Cowok itu membalikkan badan, lantas menyeringai begitu mendapati Ken yang terkejut.

"Kenapa, Ken? Kaget?" cowok itu menaikkan alisnya seraya memiringkan kepala.

Ken sontak berdecih. "Dapat uang darimana lo sampai bisa keluar penjara?"

Cowok itu berjalan mendekati Ken membawa bola basket di tangannya.

"Lo gak perlu tau. Yang gue mau sekarang, kita satu lawan satu. Atau--"

Cowok itu menggantung ucapannya. Mendekatkan mulutnya di samping teliga dan berbisik.

"Cewek mulus itu buat gue."

Tangan Ken mengepal, berusaha mengendalikan dirinya untuk tidak melayangkan tinjuan sekarang. Sebab percuma menghabiskan tenaga beradu tinju dengan Rendra, cowok itu tidak akan pernah mau kalah, sebut saja dia pecundang bermuka tebal.

Sekarang Ken berganti membisikkan sesuatu pada Rendra.

"Gak usah banyak bacot, gue alergi sama pengecut." singkat, padat, namun berhasil menyulut emosi Rendra.

Tanpa membuang waktu mereka memulai pertandingan tanpa wasit. Ken harus berhati-hati karena Rendra pasti akan main kotor. Dan benar saja, Rendra berusaha menjebak Ken dengan segala cara agar Ken tersandung.

"Loser tetap loser. Lo gak kapok masuk penjara gara-gara buat anak orang meninggal di pertandingan?" ujar Ken sembari merebut bola. Berhasil, dengan cepat Ken mendribble bola menuju ring dan melakukan shooting.

Bola oren itu masuk ke dalam ring, 1 point untuk Ken.

"Gue gak bakal kapok sebelum bisa dapetin cewek itu, minimal gue kudu ngerasain tubuhnya dulu."

Bola oren itu ada di tangan Rendra sekarang, Ken merebutnya kembali.

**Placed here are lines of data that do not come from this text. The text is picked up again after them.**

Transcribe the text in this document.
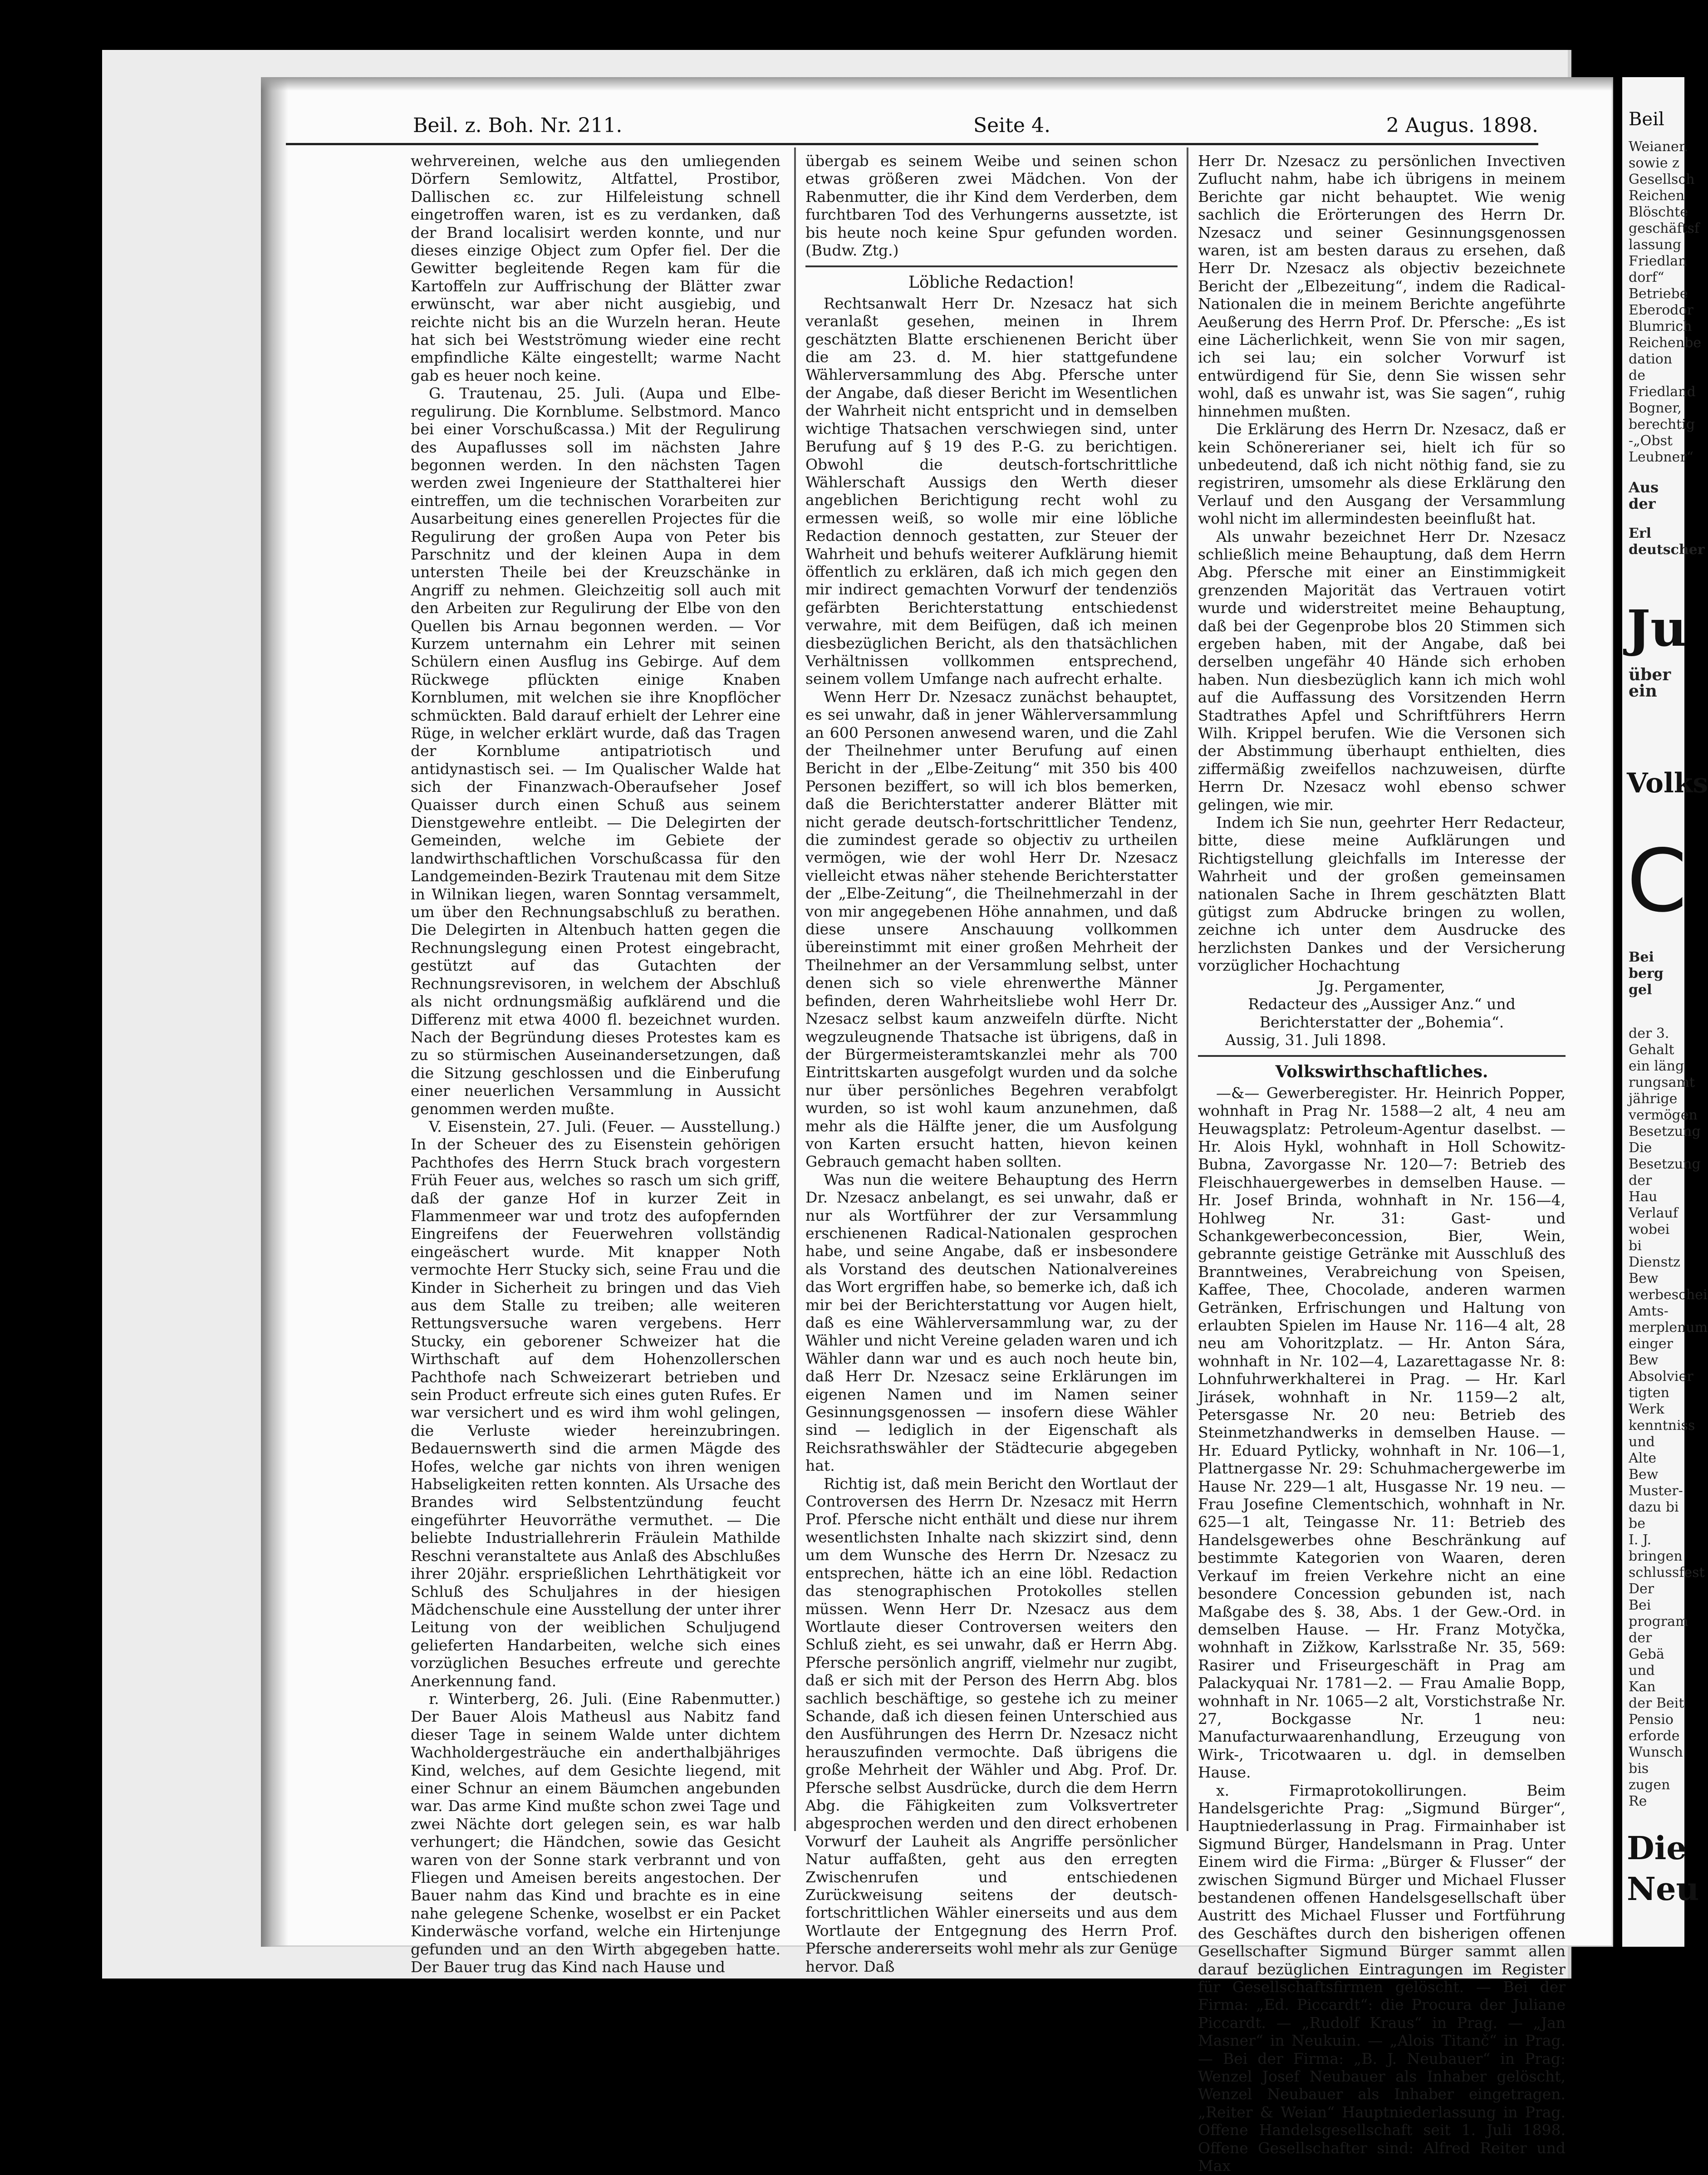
Beil. z. Boh. Nr. 211.	Seite 4.	2 Augus. 1898.

wehrvereinen, welche aus den umliegenden Dörfern Semlowitz, Altfattel, Prostibor, Dallischen ɛc. zur Hilfeleistung schnell eingetroffen waren, ist es zu verdanken, daß der Brand localisirt werden konnte, und nur dieses einzige Object zum Opfer fiel. Der die Gewitter begleitende Regen kam für die Kartoffeln zur Auffrischung der Blätter zwar erwünscht, war aber nicht ausgiebig, und reichte nicht bis an die Wurzeln heran. Heute hat sich bei Westströmung wieder eine recht empfindliche Kälte eingestellt; warme Nacht gab es heuer noch keine.

G. Trautenau, 25. Juli. (Aupa und Elbe-regulirung. Die Kornblume. Selbstmord. Manco bei einer Vorschußcassa.) Mit der Regulirung des Aupaflusses soll im nächsten Jahre begonnen werden. In den nächsten Tagen werden zwei Ingenieure der Statthalterei hier eintreffen, um die technischen Vorarbeiten zur Ausarbeitung eines generellen Projectes für die Regulirung der großen Aupa von Peter bis Parschnitz und der kleinen Aupa in dem untersten Theile bei der Kreuzschänke in Angriff zu nehmen. Gleichzeitig soll auch mit den Arbeiten zur Regulirung der Elbe von den Quellen bis Arnau begonnen werden. — Vor Kurzem unternahm ein Lehrer mit seinen Schülern einen Ausflug ins Gebirge. Auf dem Rückwege pflückten einige Knaben Kornblumen, mit welchen sie ihre Knopflöcher schmückten. Bald darauf erhielt der Lehrer eine Rüge, in welcher erklärt wurde, daß das Tragen der Kornblume antipatriotisch und antidynastisch sei. — Im Qualischer Walde hat sich der Finanzwach-Oberaufseher Josef Quaisser durch einen Schuß aus seinem Dienstgewehre entleibt. — Die Delegirten der Gemeinden, welche im Gebiete der landwirthschaftlichen Vorschußcassa für den Landgemeinden-Bezirk Trautenau mit dem Sitze in Wilnikan liegen, waren Sonntag versammelt, um über den Rechnungsabschluß zu berathen. Die Delegirten in Altenbuch hatten gegen die Rechnungslegung einen Protest eingebracht, gestützt auf das Gutachten der Rechnungsrevisoren, in welchem der Abschluß als nicht ordnungsmäßig aufklärend und die Differenz mit etwa 4000 fl. bezeichnet wurden. Nach der Begründung dieses Protestes kam es zu so stürmischen Auseinandersetzungen, daß die Sitzung geschlossen und die Einberufung einer neuerlichen Versammlung in Aussicht genommen werden mußte.

V. Eisenstein, 27. Juli. (Feuer. — Ausstellung.) In der Scheuer des zu Eisenstein gehörigen Pachthofes des Herrn Stuck brach vorgestern Früh Feuer aus, welches so rasch um sich griff, daß der ganze Hof in kurzer Zeit in Flammenmeer war und trotz des aufopfernden Eingreifens der Feuerwehren vollständig eingeäschert wurde. Mit knapper Noth vermochte Herr Stucky sich, seine Frau und die Kinder in Sicherheit zu bringen und das Vieh aus dem Stalle zu treiben; alle weiteren Rettungsversuche waren vergebens. Herr Stucky, ein geborener Schweizer hat die Wirthschaft auf dem Hohenzollerschen Pachthofe nach Schweizerart betrieben und sein Product erfreute sich eines guten Rufes. Er war versichert und es wird ihm wohl gelingen, die Verluste wieder hereinzubringen. Bedauernswerth sind die armen Mägde des Hofes, welche gar nichts von ihren wenigen Habseligkeiten retten konnten. Als Ursache des Brandes wird Selbstentzündung feucht eingeführter Heuvorräthe vermuthet. — Die beliebte Industriallehrerin Fräulein Mathilde Reschni veranstaltete aus Anlaß des Abschlußes ihrer 20jähr. ersprießlichen Lehrthätigkeit vor Schluß des Schuljahres in der hiesigen Mädchenschule eine Ausstellung der unter ihrer Leitung von der weiblichen Schuljugend gelieferten Handarbeiten, welche sich eines vorzüglichen Besuches erfreute und gerechte Anerkennung fand.

r. Winterberg, 26. Juli. (Eine Rabenmutter.) Der Bauer Alois Matheusl aus Nabitz fand dieser Tage in seinem Walde unter dichtem Wachholdergesträuche ein anderthalbjähriges Kind, welches, auf dem Gesichte liegend, mit einer Schnur an einem Bäumchen angebunden war. Das arme Kind mußte schon zwei Tage und zwei Nächte dort gelegen sein, es war halb verhungert; die Händchen, sowie das Gesicht waren von der Sonne stark verbrannt und von Fliegen und Ameisen bereits angestochen. Der Bauer nahm das Kind und brachte es in eine nahe gelegene Schenke, woselbst er ein Packet Kinderwäsche vorfand, welche ein Hirtenjunge gefunden und an den Wirth abgegeben hatte. Der Bauer trug das Kind nach Hause und

übergab es seinem Weibe und seinen schon etwas größeren zwei Mädchen. Von der Rabenmutter, die ihr Kind dem Verderben, dem furchtbaren Tod des Verhungerns aussetzte, ist bis heute noch keine Spur gefunden worden. (Budw. Ztg.)

Löbliche Redaction!

Rechtsanwalt Herr Dr. Nzesacz hat sich veranlaßt gesehen, meinen in Ihrem geschätzten Blatte erschienenen Bericht über die am 23. d. M. hier stattgefundene Wählerversammlung des Abg. Pfersche unter der Angabe, daß dieser Bericht im Wesentlichen der Wahrheit nicht entspricht und in demselben wichtige Thatsachen verschwiegen sind, unter Berufung auf § 19 des P.-G. zu berichtigen. Obwohl die deutsch-fortschrittliche Wählerschaft Aussigs den Werth dieser angeblichen Berichtigung recht wohl zu ermessen weiß, so wolle mir eine löbliche Redaction dennoch gestatten, zur Steuer der Wahrheit und behufs weiterer Aufklärung hiemit öffentlich zu erklären, daß ich mich gegen den mir indirect gemachten Vorwurf der tendenziös gefärbten Berichterstattung entschiedenst verwahre, mit dem Beifügen, daß ich meinen diesbezüglichen Bericht, als den thatsächlichen Verhältnissen vollkommen entsprechend, seinem vollem Umfange nach aufrecht erhalte.

Wenn Herr Dr. Nzesacz zunächst behauptet, es sei unwahr, daß in jener Wählerversammlung an 600 Personen anwesend waren, und die Zahl der Theilnehmer unter Berufung auf einen Bericht in der „Elbe-Zeitung“ mit 350 bis 400 Personen beziffert, so will ich blos bemerken, daß die Berichterstatter anderer Blätter mit nicht gerade deutsch-fortschrittlicher Tendenz, die zumindest gerade so objectiv zu urtheilen vermögen, wie der wohl Herr Dr. Nzesacz vielleicht etwas näher stehende Berichterstatter der „Elbe-Zeitung“, die Theilnehmerzahl in der von mir angegebenen Höhe annahmen, und daß diese unsere Anschauung vollkommen übereinstimmt mit einer großen Mehrheit der Theilnehmer an der Versammlung selbst, unter denen sich so viele ehrenwerthe Männer befinden, deren Wahrheitsliebe wohl Herr Dr. Nzesacz selbst kaum anzweifeln dürfte. Nicht wegzuleugnende Thatsache ist übrigens, daß in der Bürgermeisteramtskanzlei mehr als 700 Eintrittskarten ausgefolgt wurden und da solche nur über persönliches Begehren verabfolgt wurden, so ist wohl kaum anzunehmen, daß mehr als die Hälfte jener, die um Ausfolgung von Karten ersucht hatten, hievon keinen Gebrauch gemacht haben sollten.

Was nun die weitere Behauptung des Herrn Dr. Nzesacz anbelangt, es sei unwahr, daß er nur als Wortführer der zur Versammlung erschienenen Radical-Nationalen gesprochen habe, und seine Angabe, daß er insbesondere als Vorstand des deutschen Nationalvereines das Wort ergriffen habe, so bemerke ich, daß ich mir bei der Berichterstattung vor Augen hielt, daß es eine Wählerversammlung war, zu der Wähler und nicht Vereine geladen waren und ich Wähler dann war und es auch noch heute bin, daß Herr Dr. Nzesacz seine Erklärungen im eigenen Namen und im Namen seiner Gesinnungsgenossen — insofern diese Wähler sind — lediglich in der Eigenschaft als Reichsrathswähler der Städtecurie abgegeben hat.

Richtig ist, daß mein Bericht den Wortlaut der Controversen des Herrn Dr. Nzesacz mit Herrn Prof. Pfersche nicht enthält und diese nur ihrem wesentlichsten Inhalte nach skizzirt sind, denn um dem Wunsche des Herrn Dr. Nzesacz zu entsprechen, hätte ich an eine löbl. Redaction das stenographischen Protokolles stellen müssen. Wenn Herr Dr. Nzesacz aus dem Wortlaute dieser Controversen weiters den Schluß zieht, es sei unwahr, daß er Herrn Abg. Pfersche persönlich angriff, vielmehr nur zugibt, daß er sich mit der Person des Herrn Abg. blos sachlich beschäftige, so gestehe ich zu meiner Schande, daß ich diesen feinen Unterschied aus den Ausführungen des Herrn Dr. Nzesacz nicht herauszufinden vermochte. Daß übrigens die große Mehrheit der Wähler und Abg. Prof. Dr. Pfersche selbst Ausdrücke, durch die dem Herrn Abg. die Fähigkeiten zum Volksvertreter abgesprochen werden und den direct erhobenen Vorwurf der Lauheit als Angriffe persönlicher Natur auffaßten, geht aus den erregten Zwischenrufen und entschiedenen Zurückweisung seitens der deutsch-fortschrittlichen Wähler einerseits und aus dem Wortlaute der Entgegnung des Herrn Prof. Pfersche andererseits wohl mehr als zur Genüge hervor. Daß

Herr Dr. Nzesacz zu persönlichen Invectiven Zuflucht nahm, habe ich übrigens in meinem Berichte gar nicht behauptet. Wie wenig sachlich die Erörterungen des Herrn Dr. Nzesacz und seiner Gesinnungsgenossen waren, ist am besten daraus zu ersehen, daß Herr Dr. Nzesacz als objectiv bezeichnete Bericht der „Elbezeitung“, indem die Radical-Nationalen die in meinem Berichte angeführte Aeußerung des Herrn Prof. Dr. Pfersche: „Es ist eine Lächerlichkeit, wenn Sie von mir sagen, ich sei lau; ein solcher Vorwurf ist entwürdigend für Sie, denn Sie wissen sehr wohl, daß es unwahr ist, was Sie sagen“, ruhig hinnehmen mußten.

Die Erklärung des Herrn Dr. Nzesacz, daß er kein Schönererianer sei, hielt ich für so unbedeutend, daß ich nicht nöthig fand, sie zu registriren, umsomehr als diese Erklärung den Verlauf und den Ausgang der Versammlung wohl nicht im allermindesten beeinflußt hat.

Als unwahr bezeichnet Herr Dr. Nzesacz schließlich meine Behauptung, daß dem Herrn Abg. Pfersche mit einer an Einstimmigkeit grenzenden Majorität das Vertrauen votirt wurde und widerstreitet meine Behauptung, daß bei der Gegenprobe blos 20 Stimmen sich ergeben haben, mit der Angabe, daß bei derselben ungefähr 40 Hände sich erhoben haben. Nun diesbezüglich kann ich mich wohl auf die Auffassung des Vorsitzenden Herrn Stadtrathes Apfel und Schriftführers Herrn Wilh. Krippel berufen. Wie die Versonen sich der Abstimmung überhaupt enthielten, dies ziffermäßig zweifellos nachzuweisen, dürfte Herrn Dr. Nzesacz wohl ebenso schwer gelingen, wie mir.

Indem ich Sie nun, geehrter Herr Redacteur, bitte, diese meine Aufklärungen und Richtigstellung gleichfalls im Interesse der Wahrheit und der großen gemeinsamen nationalen Sache in Ihrem geschätzten Blatt gütigst zum Abdrucke bringen zu wollen, zeichne ich unter dem Ausdrucke des herzlichsten Dankes und der Versicherung vorzüglicher Hochachtung

Jg. Pergamenter,

Redacteur des „Aussiger Anz.“ und

Berichterstatter der „Bohemia“.

Aussig, 31. Juli 1898.

Volkswirthschaftliches.

—&— Gewerberegister. Hr. Heinrich Popper, wohnhaft in Prag Nr. 1588—2 alt, 4 neu am Heuwagsplatz: Petroleum-Agentur daselbst. — Hr. Alois Hykl, wohnhaft in Holl Schowitz-Bubna, Zavorgasse Nr. 120—7: Betrieb des Fleischhauergewerbes in demselben Hause. — Hr. Josef Brinda, wohnhaft in Nr. 156—4, Hohlweg Nr. 31: Gast- und Schankgewerbeconcession, Bier, Wein, gebrannte geistige Getränke mit Ausschluß des Branntweines, Verabreichung von Speisen, Kaffee, Thee, Chocolade, anderen warmen Getränken, Erfrischungen und Haltung von erlaubten Spielen im Hause Nr. 116—4 alt, 28 neu am Vohoritzplatz. — Hr. Anton Sára, wohnhaft in Nr. 102—4, Lazarettagasse Nr. 8: Lohnfuhrwerkhalterei in Prag. — Hr. Karl Jirásek, wohnhaft in Nr. 1159—2 alt, Petersgasse Nr. 20 neu: Betrieb des Steinmetzhandwerks in demselben Hause. — Hr. Eduard Pytlicky, wohnhaft in Nr. 106—1, Plattnergasse Nr. 29: Schuhmachergewerbe im Hause Nr. 229—1 alt, Husgasse Nr. 19 neu. — Frau Josefine Clementschich, wohnhaft in Nr. 625—1 alt, Teingasse Nr. 11: Betrieb des Handelsgewerbes ohne Beschränkung auf bestimmte Kategorien von Waaren, deren Verkauf im freien Verkehre nicht an eine besondere Concession gebunden ist, nach Maßgabe des §. 38, Abs. 1 der Gew.-Ord. in demselben Hause. — Hr. Franz Motyčka, wohnhaft in Zižkow, Karlsstraße Nr. 35, 569: Rasirer und Friseurgeschäft in Prag am Palackyquai Nr. 1781—2. — Frau Amalie Bopp, wohnhaft in Nr. 1065—2 alt, Vorstichstraße Nr. 27, Bockgasse Nr. 1 neu: Manufacturwaarenhandlung, Erzeugung von Wirk-, Tricotwaaren u. dgl. in demselben Hause.

x. Firmaprotokollirungen. Beim Handelsgerichte Prag: „Sigmund Bürger“, Hauptniederlassung in Prag. Firmainhaber ist Sigmund Bürger, Handelsmann in Prag. Unter Einem wird die Firma: „Bürger & Flusser“ der zwischen Sigmund Bürger und Michael Flusser bestandenen offenen Handelsgesellschaft über Austritt des Michael Flusser und Fortführung des Geschäftes durch den bisherigen offenen Gesellschafter Sigmund Bürger sammt allen darauf bezüglichen Eintragungen im Register für Gesellschaftsfirmen gelöscht. — Bei der Firma: „Ed. Piccardt“: die Procura der Juliane Piccardt. — „Rudolf Kraus“ in Prag. — „Jan Masner“ in Neukuin. — „Alois Titanč“ in Prag. — Bei der Firma: „B. J. Neubauer“ in Prag: Wenzel Josef Neubauer als Inhaber gelöscht, Wenzel Neubauer als Inhaber eingetragen. „Reiter & Weian“ Hauptniederlassung in Prag. Offene Handelsgesellschaft seit 1. Juli 1898. Offene Gesellschafter sind: Alfred Reiter und Max

Beil
Weianer.
sowie z
Gesellsch
Reichen
Blöschte
geschäftsf
lassung
Friedlan
dorf“
Betriebe
Eberodor
Blumrich
Reichenbe
dation de
Friedland
Bogner,
berechtig
-„Obst
Leubner“
Aus der
Erl
deutscher
Ju
über ein
Volks
C
Bei
berg gel
der 3.
Gehalt
ein läng
rungsamt
jährige
vermögen
Besetzung
Die
Besetzung
der Hau
Verlauf
wobei bi
Dienstz
Bew
werbeschei
Amts-
merplenum
einger
Bew
Absolvier
tigten
Werk
kenntniss
und Alte
Bew
Muster-
dazu bi
be
I. J.
bringen
schlussfest
Der
Bei
program
der Gebä
und Kan
der Beit
Pensio
erforde
Wunsch
bis zugen
Re
Die
Neu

"Lo gak akan pernah bisa rasain tubuhnya, bahkan untuk menyentuh kulitnya. Karena lo jelas akan kalah." balas Ken dan dengan sekali gerakan bola itu beralih ke tangannya. Ken melakukan shooting lagi dan berhasil mencetak 3 point.

Rendra tentu semakin geram. Apalagi melihat seringai Ken yang sangat menyebalkan baginya.

Rendra kembali mengambil bola dan mendribblenya. Melihat Ken yang berdiri santai memperhatikan tak berusaha merebut bola membuatnya mendengus. Rendra pun melakukan shooting, namun bola itu meleset tak masuk ring.

"Masih lanjut atau nyerah aja? Bahkan gue diemin pun lo tetep gak bisa, Ren." ledek Ken. Ia tak habis pikir dengan cara pikir Rendra yang begitu ambisius ingin mengalahkannya.

Rendra tak peduli atas apa yang Ken ucapkan. Cowok itu mencoba lagi dan keberuntungan diperolehnya, bola oren itu masuk ke dalam ring. 3 point untuk Rendra.

Kali ini Ken tidak tinggal diam, merebut bola dan mendribble bola itu ke ring. Rendra mengejar, berupaya merebut bola kembali. Otak jahatnya bekerja, tanpa Ken duga Rendra sengaja membenturkan bahunya dengan bahu Ken, membuat Ken yang tidak siap hilang keseimbangan dan terjatuh.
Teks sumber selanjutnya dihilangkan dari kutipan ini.